Beijing’s interest in Africa is long-standing. The new Chinese Foreign Minister, Qin Gang, visited Ethiopia, Gabon, Angola, Benin, and Egypt in January. It was his first trip since taking office - a statement of Beijing’s intentions - but also nothing new. For the past 33 years, the Chinese highest-ranking Chinese diplomatic representative has continuously chosen Africa as his first destination, and President Xi Jinping visited the continent on a dozen occasions between 2014 and 2020. Beijing has been investing heavily in Africa in recent years and leads the way in terms of financial immersion in the continent, the last stop on its New Silk Road, based on trade, investment in infrastructure and loans. However, this model is beginning to show some signs of slowing down.
According to the latest China Belt and Road Initiative Investment Report, compiled by a business school at Fudan University in Shanghai, funds for sub-Saharan Africa suffered a record drop of more than 50% last year — 44% in construction and 65% in investment — in favor, above all, of countries in the Middle East and Southeast Asia. “Since Covid,” says Gopaldas, “China has changed its approach to the continent to be more selective.” Underlying this trend is the inability of many African countries to take on more debt and the continent’s vulnerability to the effects of Russia’s invasion of Ukraine on the grain trade, which is vital for many markets in the region.
The war in Ukraine
Russia’s invasion of Ukraine is a good scenario to assess the revival of Moscow’s interest in Africa, which began around 2015. The United Nations General Assembly held on February 23 in New York passed a resolution calling for an immediate end to the conflict, with 141 votes in favor, seven against and 32 abstentions. Of the latter, 15 came from African countries, many of them with strong ties to the Kremlin, especially in security matters. Among the seven that rejected the U.N. resolution were Mali and Eritrea.
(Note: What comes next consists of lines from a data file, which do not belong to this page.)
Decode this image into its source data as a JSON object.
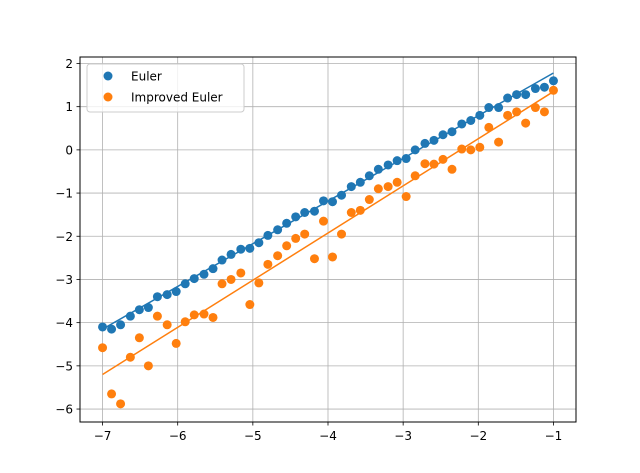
{
  "chart_data": {
    "type": "scatter",
    "title": "",
    "xlabel": "",
    "ylabel": "",
    "xlim": [
      -7.3,
      -0.7
    ],
    "ylim": [
      -6.3,
      2.15
    ],
    "xticks": [
      -7,
      -6,
      -5,
      -4,
      -3,
      -2,
      -1
    ],
    "xtick_labels": [
      "−7",
      "−6",
      "−5",
      "−4",
      "−3",
      "−2",
      "−1"
    ],
    "yticks": [
      -6,
      -5,
      -4,
      -3,
      -2,
      -1,
      0,
      1,
      2
    ],
    "ytick_labels": [
      "−6",
      "−5",
      "−4",
      "−3",
      "−2",
      "−1",
      "0",
      "1",
      "2"
    ],
    "grid": true,
    "legend_position": "upper-left",
    "series": [
      {
        "name": "Euler",
        "color": "#1f77b4",
        "x": [
          -7.0,
          -6.88,
          -6.76,
          -6.63,
          -6.51,
          -6.39,
          -6.27,
          -6.14,
          -6.02,
          -5.9,
          -5.78,
          -5.65,
          -5.53,
          -5.41,
          -5.29,
          -5.16,
          -5.04,
          -4.92,
          -4.8,
          -4.67,
          -4.55,
          -4.43,
          -4.31,
          -4.18,
          -4.06,
          -3.94,
          -3.82,
          -3.69,
          -3.57,
          -3.45,
          -3.33,
          -3.2,
          -3.08,
          -2.96,
          -2.84,
          -2.71,
          -2.59,
          -2.47,
          -2.35,
          -2.22,
          -2.1,
          -1.98,
          -1.86,
          -1.73,
          -1.61,
          -1.49,
          -1.37,
          -1.24,
          -1.12,
          -1.0
        ],
        "y": [
          -4.1,
          -4.15,
          -4.05,
          -3.85,
          -3.7,
          -3.65,
          -3.4,
          -3.35,
          -3.28,
          -3.1,
          -2.98,
          -2.88,
          -2.75,
          -2.55,
          -2.42,
          -2.3,
          -2.28,
          -2.15,
          -1.98,
          -1.85,
          -1.7,
          -1.55,
          -1.45,
          -1.42,
          -1.18,
          -1.2,
          -1.05,
          -0.85,
          -0.75,
          -0.6,
          -0.45,
          -0.35,
          -0.25,
          -0.2,
          0.0,
          0.15,
          0.22,
          0.35,
          0.42,
          0.6,
          0.68,
          0.8,
          0.98,
          0.98,
          1.2,
          1.28,
          1.28,
          1.42,
          1.45,
          1.6
        ],
        "fit_line": {
          "x": [
            -7.0,
            -1.0
          ],
          "y": [
            -4.15,
            1.78
          ]
        }
      },
      {
        "name": "Improved Euler",
        "color": "#ff7f0e",
        "x": [
          -7.0,
          -6.88,
          -6.76,
          -6.63,
          -6.51,
          -6.39,
          -6.27,
          -6.14,
          -6.02,
          -5.9,
          -5.78,
          -5.65,
          -5.53,
          -5.41,
          -5.29,
          -5.16,
          -5.04,
          -4.92,
          -4.8,
          -4.67,
          -4.55,
          -4.43,
          -4.31,
          -4.18,
          -4.06,
          -3.94,
          -3.82,
          -3.69,
          -3.57,
          -3.45,
          -3.33,
          -3.2,
          -3.08,
          -2.96,
          -2.84,
          -2.71,
          -2.59,
          -2.47,
          -2.35,
          -2.22,
          -2.1,
          -1.98,
          -1.86,
          -1.73,
          -1.61,
          -1.49,
          -1.37,
          -1.24,
          -1.12,
          -1.0
        ],
        "y": [
          -4.58,
          -5.65,
          -5.88,
          -4.8,
          -4.35,
          -5.0,
          -3.85,
          -4.05,
          -4.48,
          -3.98,
          -3.82,
          -3.8,
          -3.88,
          -3.1,
          -3.0,
          -2.85,
          -3.58,
          -3.08,
          -2.65,
          -2.45,
          -2.22,
          -2.05,
          -1.95,
          -2.52,
          -1.65,
          -2.48,
          -1.95,
          -1.45,
          -1.4,
          -1.15,
          -0.9,
          -0.85,
          -0.75,
          -1.08,
          -0.6,
          -0.32,
          -0.33,
          -0.22,
          -0.45,
          0.02,
          0.0,
          0.06,
          0.52,
          0.18,
          0.8,
          0.88,
          0.62,
          0.98,
          0.88,
          1.38
        ],
        "fit_line": {
          "x": [
            -7.0,
            -1.0
          ],
          "y": [
            -5.2,
            1.35
          ]
        }
      }
    ]
  }
}
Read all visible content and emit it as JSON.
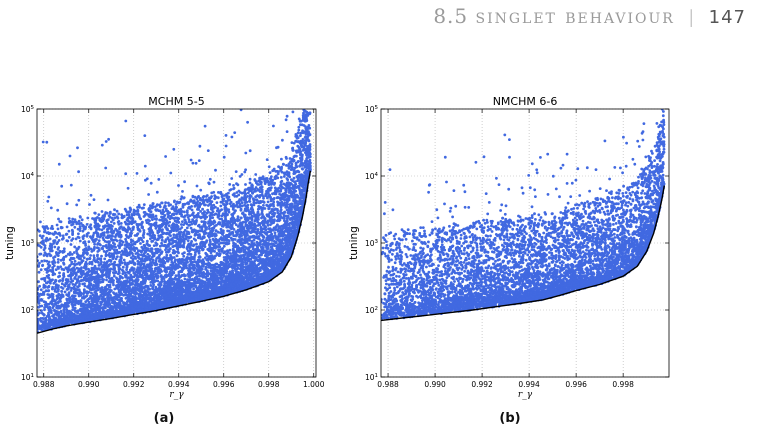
{
  "header": {
    "section_number": "8.5",
    "section_title": "singlet behaviour",
    "separator": "|",
    "page_number": "147"
  },
  "chart_data": [
    {
      "type": "scatter",
      "title": "MCHM 5-5",
      "xlabel": "r_γ",
      "ylabel": "tuning",
      "yscale": "log",
      "xlim": [
        0.9877,
        1.0001
      ],
      "ylim": [
        10,
        100000
      ],
      "xticks": [
        "0.988",
        "0.990",
        "0.992",
        "0.994",
        "0.996",
        "0.998",
        "1.000"
      ],
      "xtick_values": [
        0.988,
        0.99,
        0.992,
        0.994,
        0.996,
        0.998,
        1.0
      ],
      "yticks": [
        {
          "base": "10",
          "exp": "1",
          "value": 10
        },
        {
          "base": "10",
          "exp": "2",
          "value": 100
        },
        {
          "base": "10",
          "exp": "3",
          "value": 1000
        },
        {
          "base": "10",
          "exp": "4",
          "value": 10000
        },
        {
          "base": "10",
          "exp": "5",
          "value": 100000
        }
      ],
      "grid": true,
      "point_color": "#4169E1",
      "boundary_color": "#000000",
      "boundary": {
        "x": [
          0.9877,
          0.9884,
          0.989,
          0.99,
          0.991,
          0.992,
          0.993,
          0.994,
          0.995,
          0.996,
          0.997,
          0.998,
          0.9986,
          0.999,
          0.9993,
          0.9995,
          0.99965,
          0.99975,
          0.99985
        ],
        "y": [
          45,
          52,
          58,
          66,
          75,
          86,
          98,
          115,
          135,
          160,
          200,
          265,
          370,
          620,
          1300,
          2500,
          4600,
          7600,
          12000
        ]
      },
      "caption": "(a)"
    },
    {
      "type": "scatter",
      "title": "NMCHM 6-6",
      "xlabel": "r_γ",
      "ylabel": "tuning",
      "yscale": "log",
      "xlim": [
        0.9877,
        0.99995
      ],
      "ylim": [
        10,
        100000
      ],
      "xticks": [
        "0.988",
        "0.990",
        "0.992",
        "0.994",
        "0.996",
        "0.998"
      ],
      "xtick_values": [
        0.988,
        0.99,
        0.992,
        0.994,
        0.996,
        0.998
      ],
      "yticks": [
        {
          "base": "10",
          "exp": "1",
          "value": 10
        },
        {
          "base": "10",
          "exp": "2",
          "value": 100
        },
        {
          "base": "10",
          "exp": "3",
          "value": 1000
        },
        {
          "base": "10",
          "exp": "4",
          "value": 10000
        },
        {
          "base": "10",
          "exp": "5",
          "value": 100000
        }
      ],
      "grid": true,
      "point_color": "#4169E1",
      "boundary_color": "#000000",
      "boundary": {
        "x": [
          0.9877,
          0.9886,
          0.9896,
          0.9906,
          0.9916,
          0.9926,
          0.9936,
          0.9946,
          0.9953,
          0.996,
          0.997,
          0.998,
          0.9986,
          0.999,
          0.9993,
          0.9995,
          0.99965,
          0.99975
        ],
        "y": [
          70,
          76,
          83,
          91,
          100,
          112,
          125,
          142,
          165,
          195,
          240,
          320,
          450,
          750,
          1400,
          2600,
          4500,
          7200
        ]
      },
      "caption": "(b)"
    }
  ]
}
Mali, where the influence of the Wagner Group is particularly acute, was one of the stops made by Russian Foreign Minister Sergey Lavrov last January. The veteran diplomat also traveled to Mauritania and Sudan, where an armed power struggle between government forces and paramilitary militia is engulfing the country. A month earlier Lavrov visited South Africa — with which Russia maintains excellent relations — Angola and Swaziland. Last July, he travelled to Egypt, Congo-Brazzaville, Uganda, and Ethiopia, where he met with the leaders of the African Union. This overt effort to revive the strong ties developed during the Cold War will culminate in July with the second Russia-Africa summit in St. Petersburg. The first, held in 2019, brought together 43 African leaders.
While Europe has not been as active in attempting to retain its place on Africa’s radar, there is mutual interest in developing relationships. “African countries,” notes Vines, “do not want to be pigeonholed and therefore also seek to maintain diversified international partnerships, including with EU member states.” However, relations between Africa and European countries remain burdened by the atrocities of the colonial era. French President Emmanuel Macron visited the Democratic Republic of the Congo, Gabon, Angola and Congo-Brazzaville in March amid growing anti-French sentiment in the Sahel, especially in Mali and Burkina Faso, where French troops have been forced to withdraw.
Also in March, U.K. Home Secretary Suella Braverman traveled to Rwanda to put into effect a controversial plan to deport migrants to the country. The issue of migration, as well as energy, was on the agenda when Italian Prime Minister Giorgia Meloni traveled to Algeria and Libya in January, and more recently to Ethiopia. “Europe’s relations with Africa are not as strong as they could be,” Gopaldas notes. “They are still marked by the past. African countries want to be treated as equals.”